The Cardinals are not about to throw up their hands and run out to buy gift cards instead. They maintain interest in Korean reliever Go Woo-suk, though his posting window closes in early January. They have also been linked to former Astros relievers Hector Neris and Chatham native Phil Maton, though the two combined for three saves in 139 appearances last season. Both would help. Neither would necessarily be the kind of back-end additions for which the club has advertised. Either could thrive in a larger role, but volatility attaches to relievers as a matter of course.

That’s the inescapable nature of the position and the uncertain health of pitching. If the Cardinals, then, have already finished their most impactful winter additions, what kind of offseason has it been? Does raising the floor of a 90-loss team as the rest of the division continues to run in place portend success? That much is certainly possible, but far from guaranteed. As far back as August, it was clear that the Cardinals intended to pursue Sonny Gray as a free agent.

The questions about Gray have never been about his ability or desire to lead a rotation, but instead whether he represents a substantial enough upgrade over what the Cardinals put on the field last season to make the offseason a success.

Kyle Gibson and Lance Lynn should be enhancements over what St. Louis got from Jack Flaherty and Adam Wainwright in 2023, and Gray could well be at least a marginal improvement over Jordan Montgomery, though FanGraphs’ Steamer projection tool (which does trend conservative) seems to suggest last year’s Montgomery would beat out next year’s Gray. With health and without the World Baseball Classic, perhaps some normalcy will bring the record closer to where it ought to be.
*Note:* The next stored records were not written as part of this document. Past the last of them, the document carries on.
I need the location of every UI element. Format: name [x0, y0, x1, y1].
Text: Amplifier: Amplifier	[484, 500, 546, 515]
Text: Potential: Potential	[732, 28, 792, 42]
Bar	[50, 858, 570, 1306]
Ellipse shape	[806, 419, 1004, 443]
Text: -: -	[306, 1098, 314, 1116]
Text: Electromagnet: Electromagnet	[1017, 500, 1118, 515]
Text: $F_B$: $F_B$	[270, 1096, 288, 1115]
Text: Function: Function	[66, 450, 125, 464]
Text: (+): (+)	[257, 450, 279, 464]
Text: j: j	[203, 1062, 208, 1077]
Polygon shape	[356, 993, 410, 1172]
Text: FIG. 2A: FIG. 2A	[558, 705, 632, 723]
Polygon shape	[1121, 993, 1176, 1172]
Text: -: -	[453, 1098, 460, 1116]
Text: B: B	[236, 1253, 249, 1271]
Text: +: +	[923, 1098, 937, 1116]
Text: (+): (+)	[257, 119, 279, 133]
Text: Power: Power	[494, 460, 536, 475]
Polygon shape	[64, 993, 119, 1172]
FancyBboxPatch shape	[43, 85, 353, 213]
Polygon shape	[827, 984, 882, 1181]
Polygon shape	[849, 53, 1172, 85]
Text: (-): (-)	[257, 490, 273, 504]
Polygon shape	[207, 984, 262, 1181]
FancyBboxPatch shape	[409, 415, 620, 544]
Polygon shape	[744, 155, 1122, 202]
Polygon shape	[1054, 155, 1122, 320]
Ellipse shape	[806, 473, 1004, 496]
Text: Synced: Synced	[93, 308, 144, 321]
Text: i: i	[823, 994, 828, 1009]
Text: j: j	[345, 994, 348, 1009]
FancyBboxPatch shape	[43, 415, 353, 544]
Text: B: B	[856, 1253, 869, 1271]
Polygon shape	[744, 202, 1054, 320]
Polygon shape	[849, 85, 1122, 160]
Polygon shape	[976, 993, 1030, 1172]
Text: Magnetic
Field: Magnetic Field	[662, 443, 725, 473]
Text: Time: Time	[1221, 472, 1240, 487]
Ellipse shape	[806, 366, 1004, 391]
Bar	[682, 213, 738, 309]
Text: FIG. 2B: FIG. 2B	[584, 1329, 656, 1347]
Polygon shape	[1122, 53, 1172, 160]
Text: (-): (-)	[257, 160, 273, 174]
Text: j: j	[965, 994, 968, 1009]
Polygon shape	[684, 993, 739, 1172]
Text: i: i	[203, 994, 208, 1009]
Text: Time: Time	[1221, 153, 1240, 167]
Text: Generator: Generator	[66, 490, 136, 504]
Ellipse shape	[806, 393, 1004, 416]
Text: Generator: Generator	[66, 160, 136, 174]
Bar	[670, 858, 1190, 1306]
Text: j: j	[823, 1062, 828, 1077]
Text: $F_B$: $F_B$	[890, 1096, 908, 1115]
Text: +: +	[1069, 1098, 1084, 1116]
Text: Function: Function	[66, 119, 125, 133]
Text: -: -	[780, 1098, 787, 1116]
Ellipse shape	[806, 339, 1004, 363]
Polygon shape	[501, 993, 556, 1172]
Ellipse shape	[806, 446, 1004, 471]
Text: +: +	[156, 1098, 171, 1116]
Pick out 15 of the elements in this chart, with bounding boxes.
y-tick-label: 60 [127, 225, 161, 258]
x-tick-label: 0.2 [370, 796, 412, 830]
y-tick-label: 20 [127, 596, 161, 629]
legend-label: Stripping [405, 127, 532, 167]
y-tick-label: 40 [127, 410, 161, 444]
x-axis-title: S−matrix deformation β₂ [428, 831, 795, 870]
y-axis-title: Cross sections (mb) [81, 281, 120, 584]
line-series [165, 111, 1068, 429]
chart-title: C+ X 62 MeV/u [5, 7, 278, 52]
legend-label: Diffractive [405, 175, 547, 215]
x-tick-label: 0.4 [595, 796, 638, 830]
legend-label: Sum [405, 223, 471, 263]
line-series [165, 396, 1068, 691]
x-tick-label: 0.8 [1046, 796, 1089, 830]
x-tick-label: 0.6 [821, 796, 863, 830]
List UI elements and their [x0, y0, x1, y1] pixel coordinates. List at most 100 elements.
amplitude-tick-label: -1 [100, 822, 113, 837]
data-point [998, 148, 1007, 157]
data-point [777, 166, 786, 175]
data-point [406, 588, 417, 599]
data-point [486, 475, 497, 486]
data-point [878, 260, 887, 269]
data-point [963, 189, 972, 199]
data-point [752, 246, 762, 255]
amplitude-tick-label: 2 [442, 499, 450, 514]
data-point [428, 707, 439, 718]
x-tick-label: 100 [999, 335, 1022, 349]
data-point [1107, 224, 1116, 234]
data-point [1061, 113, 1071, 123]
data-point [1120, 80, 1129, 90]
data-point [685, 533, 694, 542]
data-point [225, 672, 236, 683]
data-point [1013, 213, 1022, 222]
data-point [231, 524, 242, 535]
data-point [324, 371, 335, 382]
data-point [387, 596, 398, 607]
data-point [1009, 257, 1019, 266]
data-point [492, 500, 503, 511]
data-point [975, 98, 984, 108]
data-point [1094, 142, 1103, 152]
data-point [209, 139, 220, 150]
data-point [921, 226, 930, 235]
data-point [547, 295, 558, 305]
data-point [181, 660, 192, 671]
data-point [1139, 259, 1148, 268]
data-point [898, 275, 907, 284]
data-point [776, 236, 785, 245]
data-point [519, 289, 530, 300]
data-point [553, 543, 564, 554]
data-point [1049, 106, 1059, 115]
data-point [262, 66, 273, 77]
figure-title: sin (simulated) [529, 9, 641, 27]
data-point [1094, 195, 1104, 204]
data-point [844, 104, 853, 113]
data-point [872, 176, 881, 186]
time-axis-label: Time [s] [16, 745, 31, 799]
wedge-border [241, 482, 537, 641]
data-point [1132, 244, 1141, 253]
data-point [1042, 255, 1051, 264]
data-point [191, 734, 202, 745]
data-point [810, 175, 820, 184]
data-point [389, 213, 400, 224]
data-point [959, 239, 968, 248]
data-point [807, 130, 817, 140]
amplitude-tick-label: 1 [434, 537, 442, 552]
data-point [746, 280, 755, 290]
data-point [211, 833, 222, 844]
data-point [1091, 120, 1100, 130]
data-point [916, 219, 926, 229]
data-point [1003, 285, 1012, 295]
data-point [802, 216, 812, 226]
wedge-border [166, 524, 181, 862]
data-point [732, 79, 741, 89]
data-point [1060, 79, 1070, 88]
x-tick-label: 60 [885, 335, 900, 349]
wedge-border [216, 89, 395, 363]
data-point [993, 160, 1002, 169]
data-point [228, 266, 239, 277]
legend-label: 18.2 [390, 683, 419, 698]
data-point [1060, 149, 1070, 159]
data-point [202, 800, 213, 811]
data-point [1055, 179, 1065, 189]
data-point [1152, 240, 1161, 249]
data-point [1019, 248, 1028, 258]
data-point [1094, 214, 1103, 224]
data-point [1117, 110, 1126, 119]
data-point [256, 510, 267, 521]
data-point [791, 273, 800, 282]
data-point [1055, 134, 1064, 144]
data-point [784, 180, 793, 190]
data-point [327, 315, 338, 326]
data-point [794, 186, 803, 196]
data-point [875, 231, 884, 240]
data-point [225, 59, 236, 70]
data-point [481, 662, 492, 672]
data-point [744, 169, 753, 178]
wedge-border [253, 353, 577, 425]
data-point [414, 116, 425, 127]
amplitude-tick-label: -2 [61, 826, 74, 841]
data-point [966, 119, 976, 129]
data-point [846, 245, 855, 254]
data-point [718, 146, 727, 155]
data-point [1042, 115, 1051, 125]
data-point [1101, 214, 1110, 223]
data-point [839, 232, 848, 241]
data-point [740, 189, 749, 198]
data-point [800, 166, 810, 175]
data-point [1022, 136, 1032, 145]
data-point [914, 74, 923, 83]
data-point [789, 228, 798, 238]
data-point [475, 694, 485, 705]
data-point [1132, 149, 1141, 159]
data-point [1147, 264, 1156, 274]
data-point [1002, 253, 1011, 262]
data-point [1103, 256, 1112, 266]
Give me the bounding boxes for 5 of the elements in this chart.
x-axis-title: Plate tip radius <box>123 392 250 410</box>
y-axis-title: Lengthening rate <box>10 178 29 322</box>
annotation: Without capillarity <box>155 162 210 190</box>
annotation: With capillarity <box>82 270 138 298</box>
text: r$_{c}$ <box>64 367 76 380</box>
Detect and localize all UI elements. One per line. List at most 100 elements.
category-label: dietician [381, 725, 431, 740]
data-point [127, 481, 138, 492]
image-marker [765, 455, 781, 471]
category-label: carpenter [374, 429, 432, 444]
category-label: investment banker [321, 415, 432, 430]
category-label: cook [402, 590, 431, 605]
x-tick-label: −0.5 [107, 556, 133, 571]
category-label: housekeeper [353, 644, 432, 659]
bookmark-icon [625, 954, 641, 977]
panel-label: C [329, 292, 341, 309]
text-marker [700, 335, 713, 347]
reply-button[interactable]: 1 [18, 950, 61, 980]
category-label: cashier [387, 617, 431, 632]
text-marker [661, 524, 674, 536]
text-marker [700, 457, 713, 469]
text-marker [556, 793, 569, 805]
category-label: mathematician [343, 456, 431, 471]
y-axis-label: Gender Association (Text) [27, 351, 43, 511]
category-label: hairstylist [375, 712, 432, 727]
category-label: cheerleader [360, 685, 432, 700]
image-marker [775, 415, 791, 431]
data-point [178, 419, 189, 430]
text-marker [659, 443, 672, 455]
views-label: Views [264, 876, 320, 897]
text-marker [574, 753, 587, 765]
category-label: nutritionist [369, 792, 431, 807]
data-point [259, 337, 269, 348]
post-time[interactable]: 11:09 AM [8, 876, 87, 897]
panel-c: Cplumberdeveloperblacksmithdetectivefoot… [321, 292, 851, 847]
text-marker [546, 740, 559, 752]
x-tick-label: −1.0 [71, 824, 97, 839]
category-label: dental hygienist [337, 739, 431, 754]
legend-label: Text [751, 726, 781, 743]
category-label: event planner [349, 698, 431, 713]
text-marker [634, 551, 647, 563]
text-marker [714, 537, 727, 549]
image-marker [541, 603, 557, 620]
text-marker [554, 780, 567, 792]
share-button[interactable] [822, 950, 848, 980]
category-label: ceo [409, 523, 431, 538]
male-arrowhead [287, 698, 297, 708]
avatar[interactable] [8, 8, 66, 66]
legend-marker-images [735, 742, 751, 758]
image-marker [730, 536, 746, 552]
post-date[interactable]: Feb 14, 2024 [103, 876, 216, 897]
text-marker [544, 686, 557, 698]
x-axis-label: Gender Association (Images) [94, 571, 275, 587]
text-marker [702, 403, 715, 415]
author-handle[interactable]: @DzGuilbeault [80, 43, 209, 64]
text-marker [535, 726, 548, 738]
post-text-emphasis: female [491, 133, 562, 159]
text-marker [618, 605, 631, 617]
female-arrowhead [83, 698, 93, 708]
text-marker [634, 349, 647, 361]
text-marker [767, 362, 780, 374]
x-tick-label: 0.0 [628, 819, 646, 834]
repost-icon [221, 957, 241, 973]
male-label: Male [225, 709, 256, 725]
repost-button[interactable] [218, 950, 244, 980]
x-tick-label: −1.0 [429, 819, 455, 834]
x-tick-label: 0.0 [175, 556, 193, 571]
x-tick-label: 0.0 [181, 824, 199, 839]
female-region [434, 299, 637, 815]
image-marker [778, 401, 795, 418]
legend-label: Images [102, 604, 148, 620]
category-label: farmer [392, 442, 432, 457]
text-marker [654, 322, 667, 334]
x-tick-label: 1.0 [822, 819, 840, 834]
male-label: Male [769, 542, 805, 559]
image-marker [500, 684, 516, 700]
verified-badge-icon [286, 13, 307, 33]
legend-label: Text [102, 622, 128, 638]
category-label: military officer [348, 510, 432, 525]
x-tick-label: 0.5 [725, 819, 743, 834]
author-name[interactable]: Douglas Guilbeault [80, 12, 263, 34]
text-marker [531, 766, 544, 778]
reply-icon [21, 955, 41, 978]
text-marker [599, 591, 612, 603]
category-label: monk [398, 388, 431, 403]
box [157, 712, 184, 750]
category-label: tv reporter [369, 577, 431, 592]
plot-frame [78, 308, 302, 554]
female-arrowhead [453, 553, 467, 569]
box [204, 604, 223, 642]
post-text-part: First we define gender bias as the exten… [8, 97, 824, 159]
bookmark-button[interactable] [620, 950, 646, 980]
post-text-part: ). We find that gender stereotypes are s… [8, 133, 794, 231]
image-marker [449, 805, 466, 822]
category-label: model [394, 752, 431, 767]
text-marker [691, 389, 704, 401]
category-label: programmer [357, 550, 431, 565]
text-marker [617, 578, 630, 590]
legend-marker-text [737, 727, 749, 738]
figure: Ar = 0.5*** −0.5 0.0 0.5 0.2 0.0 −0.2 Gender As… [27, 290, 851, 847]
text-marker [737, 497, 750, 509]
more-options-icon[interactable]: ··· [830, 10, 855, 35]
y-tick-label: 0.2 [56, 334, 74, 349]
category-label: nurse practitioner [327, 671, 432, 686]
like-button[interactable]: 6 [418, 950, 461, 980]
Still, the Cardinals ended up in 2023 exactly where their Pythagorean record implied they would be – 71-91, beaten down by a poor run differential. The last two months of the season were spent in surrender and heavily dragged those numbers down (the team ERA jumped over five in August, September and October), so perhaps without a dreadful start they’d look different.

But the start happened, and so did the results. The Texas Rangers lost 94 games in 2022 and won 90 games and the World Series in 2023. They did it by rebuilding their rotation in one winter, even without having Jacob deGrom available for the majority of the season.

There is recent precedent that suggests that aggressive turnarounds are possible, even in the modern free agent market. The Rangers, though, seemingly got everyone they chased. When the season arrived, they added even more aggressively, and did not stop until they’d built pitching redundancy upon redundancy, and then were able to barnstorm their way through the postseason.

It’s not that sort of Christmas in St. Louis. They’ve gotten what they needed to get things back to where they believe they should be, but it would be hard to argue that they’ve exceeded expectations or blown anyone away. Doing just enough isn’t always enough. Pitchers and catchers will report to Jupiter in approximately eight weeks, and even when they do, the work won’t be done.

As November’s frenzy gives way to a December freeze, though, it’s more than fair to wonder whether they’ve quite done their part to fill a baseball season’s stockings.